Eugenio Ficalbi (9 March 1858 – 16 December 1922) was an Italian entomologist and zoologist. The mosquito genus Ficalbia is named in his honour by F. V. Theobald in 1903. A second genus Pseudoficalbia was also named by Theobald in 1912.

Ficalbi was born in Piombino, the son of engineer Aristodemo and Anna Rosellini. He studied medicine at Siena from 1883 and shifted to natural sciences in 1889 in Florence.
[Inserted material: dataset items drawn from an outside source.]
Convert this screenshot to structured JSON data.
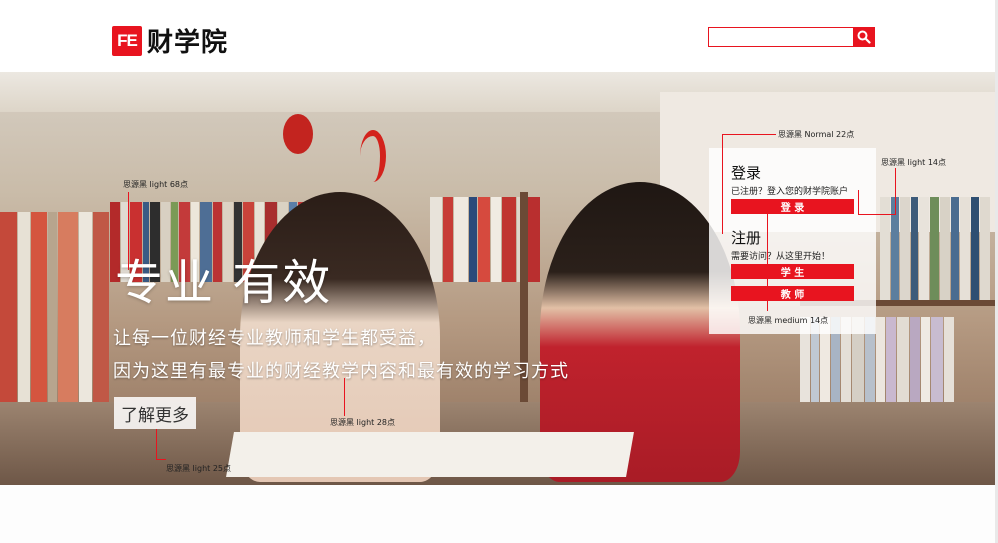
{
  "header": {
    "logo_mark": "FE",
    "logo_text": "财学院",
    "search": {
      "placeholder": ""
    },
    "accent_color": "#e8141f",
    "search_icon": "search-icon"
  },
  "hero": {
    "title": "专业 有效",
    "subtitle_line1": "让每一位财经专业教师和学生都受益，",
    "subtitle_line2": "因为这里有最专业的财经教学内容和最有效的学习方式",
    "learn_more": "了解更多"
  },
  "panel": {
    "login_heading": "登录",
    "login_text": "已注册？登入您的财学院账户",
    "login_button": "登 录",
    "register_heading": "注册",
    "register_text": "需要访问？从这里开始！",
    "student_button": "学 生",
    "teacher_button": "教 师"
  },
  "annotations": {
    "normal22": "思源黑 Normal 22点",
    "light14": "思源黑 light 14点",
    "light68": "思源黑 light 68点",
    "medium14": "思源黑 medium 14点",
    "light28": "思源黑 light 28点",
    "light25": "思源黑 light 25点"
  }
}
He worked as an assistant to the zoologist Sebastiano Richiardi at the University of Pisa from 1883 to 1888. He then worked as a ship doctor for some years before becoming a teacher at the Siena Gymnasium and then took up an associate professorship at Sassari. He then moved from there to Cagliari (1890), Messina (1895) and Padua (1900) before moving to the University of Pisa in 1905 as a successor to Richiardi.

Ficalbi was especially interested in comparative anatomy which he applied in systematics. He had a special interest in the Culicidae of Italy and worked on a complete revision of the mosquitoes of Italy. He also worked on the skulls of moray eels and the histology of the amphibian integument, the bones of the ear of mammals and the skull of the gecko and other reptiles. He was interested in the evolution of the periotic capsule. He wrote a treatise on zoology Zoologia generale (1895-98). Along with Giulio Chiarugi he founded the journal Monitore zoologico italiano in 1890 which became Ethology Ecology & Evolution in 1989.

Ficalbi also presided over the Tuscan Society of Natural Sciences and was a member of the Italian Zoological Union and served as a director of the Agricultural Society of Pisa.